IBM has actively supported NIST on its journey to standardize quantum safe cryptography with preparatory input, algorithm submissions, analysis of submitted algorithms and feedback to the process. We will continue this commitment by contributing our learning as we migrate IBM’s own systems and services to become quantum-safe based on the NIST standards, which are expected to be available between 2022-2024.

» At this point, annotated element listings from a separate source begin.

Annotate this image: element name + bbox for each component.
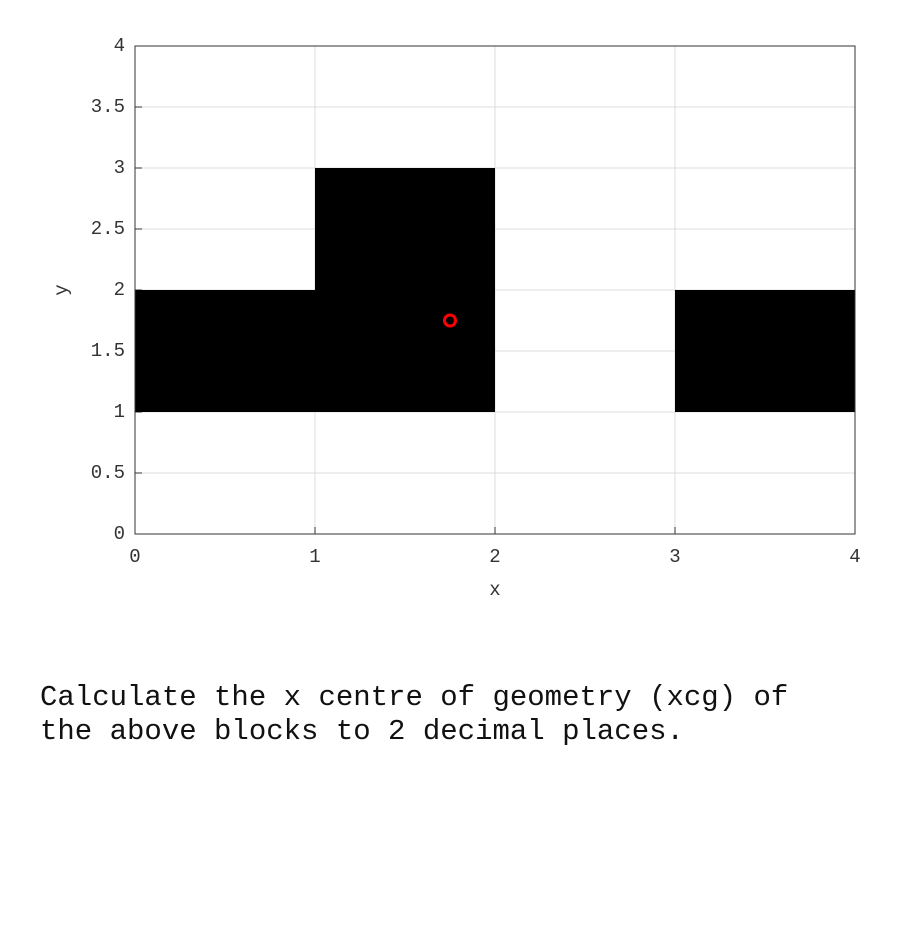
y-tick-label: 2 (114, 279, 125, 301)
y-axis-label: y (51, 284, 73, 295)
x-tick-label: 1 (309, 546, 320, 568)
y-tick-label: 3 (114, 157, 125, 179)
y-tick-label: 2.5 (91, 218, 125, 240)
y-tick-label: 3.5 (91, 96, 125, 118)
centroid-point (443, 313, 457, 328)
question-text: Calculate the x centre of geometry (xcg)… (40, 681, 789, 748)
y-tick-label: 0.5 (91, 462, 125, 484)
block (675, 290, 855, 412)
x-tick-label: 0 (129, 546, 140, 568)
y-tick-label: 1.5 (91, 340, 125, 362)
plot-frame (134, 45, 856, 535)
block (315, 168, 495, 412)
x-tick-label: 2 (489, 546, 500, 568)
chart: x y 0 1 2 3 4 0 0.5 1 1.5 2 2.5 3 3.5 4 (51, 35, 861, 601)
y-tick-label: 1 (114, 401, 125, 423)
block (135, 290, 315, 412)
x-tick-label: 4 (849, 546, 860, 568)
y-tick-label: 0 (114, 523, 125, 545)
x-tick-label: 3 (669, 546, 680, 568)
x-axis-label: x (489, 579, 500, 601)
y-tick-label: 4 (114, 35, 125, 57)
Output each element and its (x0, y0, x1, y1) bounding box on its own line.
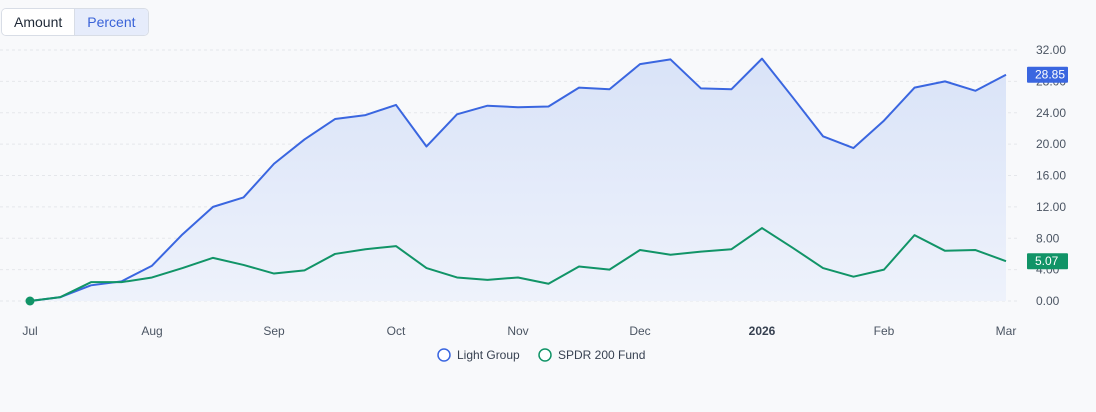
y-tick-label: 8.00 (1036, 231, 1060, 245)
y-tick-label: 32.00 (1036, 43, 1066, 57)
legend-marker-icon (538, 348, 552, 362)
x-tick-label: Oct (387, 324, 406, 338)
x-tick-label: Dec (629, 324, 650, 338)
start-point-marker (25, 296, 35, 306)
last-value-badge: 28.85 (1027, 66, 1068, 83)
x-axis: JulAugSepOctNovDec2026FebMarAprMay (22, 324, 1017, 338)
legend-item[interactable]: Light Group (437, 348, 520, 362)
series-line-light-group (29, 57, 1007, 302)
legend-label: SPDR 200 Fund (558, 348, 645, 362)
y-tick-label: 24.00 (1036, 106, 1066, 120)
last-value-label: 5.07 (1035, 254, 1059, 268)
view-toggle: Amount Percent (1, 8, 149, 36)
x-tick-label: Feb (874, 324, 895, 338)
percent-toggle-button[interactable]: Percent (74, 9, 148, 35)
last-value-label: 28.85 (1035, 68, 1065, 82)
area-fill (30, 58, 1006, 301)
legend-marker-icon (437, 348, 451, 362)
x-tick-label: Jul (22, 324, 37, 338)
amount-toggle-button[interactable]: Amount (2, 9, 75, 35)
legend: Light Group SPDR 200 Fund (437, 348, 645, 362)
x-tick-label: Sep (263, 324, 285, 338)
y-tick-label: 20.00 (1036, 137, 1066, 151)
light-group-area (30, 58, 1006, 301)
y-tick-label: 12.00 (1036, 200, 1066, 214)
y-tick-label: 0.00 (1036, 294, 1060, 308)
x-tick-label: Mar (996, 324, 1017, 338)
series-line-spdr-200-fund (29, 227, 1007, 302)
legend-label: Light Group (457, 348, 520, 362)
x-tick-label: Nov (507, 324, 528, 338)
x-tick-label: 2026 (749, 324, 776, 338)
legend-item[interactable]: SPDR 200 Fund (538, 348, 645, 362)
x-tick-label: Aug (141, 324, 162, 338)
last-value-badges: 28.85 5.07 (1027, 66, 1068, 270)
y-tick-label: 16.00 (1036, 169, 1066, 183)
last-value-badge: 5.07 (1027, 253, 1068, 270)
series-lines (25, 57, 1007, 306)
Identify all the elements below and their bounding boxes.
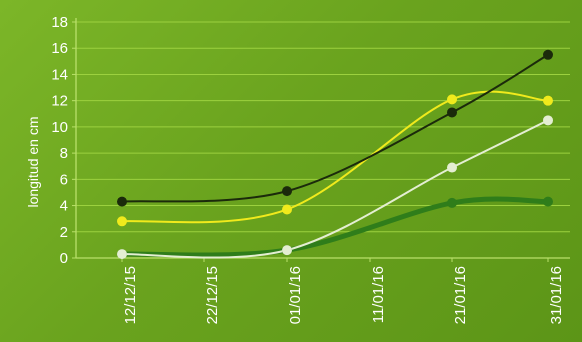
y-tick-label: 8 (60, 145, 68, 162)
x-tick-label: 22/12/15 (204, 266, 221, 324)
data-point (543, 49, 553, 60)
tick-labels: 0 2 4 6 8 10 12 14 16 18 12/12/15 22/12/15 01/01/16 1… (51, 14, 565, 324)
series-line (121, 53, 549, 203)
y-tick-label: 6 (60, 171, 68, 188)
y-tick-label: 4 (60, 198, 68, 215)
y-tick-label: 18 (51, 14, 68, 31)
data-point (117, 216, 127, 227)
data-point (282, 204, 292, 215)
y-tick-label: 12 (51, 93, 68, 110)
x-tick-label: 21/01/16 (452, 266, 469, 324)
data-point (447, 107, 457, 118)
data-point (543, 95, 553, 106)
y-tick-label: 14 (51, 66, 68, 83)
data-point (282, 186, 292, 197)
series-line (119, 196, 551, 258)
data-point (282, 245, 292, 256)
data-point (447, 94, 457, 105)
data-point (543, 115, 553, 126)
series-line (121, 90, 549, 224)
data-point (543, 196, 553, 207)
axes (72, 18, 570, 262)
y-tick-label: 16 (51, 40, 68, 57)
x-tick-label: 12/12/15 (122, 266, 139, 324)
point-layer (117, 49, 553, 260)
x-tick-label: 31/01/16 (548, 266, 565, 324)
y-tick-label: 10 (51, 119, 68, 136)
data-point (447, 162, 457, 173)
data-point (117, 196, 127, 207)
x-tick-label: 01/01/16 (287, 266, 304, 324)
data-point (447, 197, 457, 208)
y-tick-label: 2 (60, 224, 68, 241)
grid-lines (76, 21, 570, 233)
y-axis-label: longitud en cm (25, 116, 41, 207)
data-point (117, 249, 127, 260)
series-layer (119, 53, 551, 259)
series-line (121, 119, 549, 259)
x-tick-label: 11/01/16 (370, 266, 387, 323)
y-tick-label: 0 (60, 250, 68, 267)
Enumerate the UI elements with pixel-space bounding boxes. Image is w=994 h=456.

CRYSTALS (Cryptographic Suite for Algebraic Lattices) is developed jointly in collaboration with several academic and commercial partners including ENS Lyon, Ruhr-Universität Bochum, Centrum Wiskunde & Informatica and Radboud University. It’s based on two quantum resistant cryptographic primitives – Kyber, a secure key encapsulation mechanism, and Dilithium, a secure digital signature algorithm. CRYSTALS has been donated to OpenQuantumSafe.org, to further develop open standards.

IBM has tested CRYSTALS successfully on a prototype IBM TS1160 tape drive using both Kyber and Dilithium in combination with symmetric AES-256 encryption to enable the world’s first quantum computing safe tape drive. The new algorithms are implemented as part of the tape drive’s firmware and could be provided to customers as a firmware upgrade for existing tape drives and/or included in the firmware of future generations of tape drives.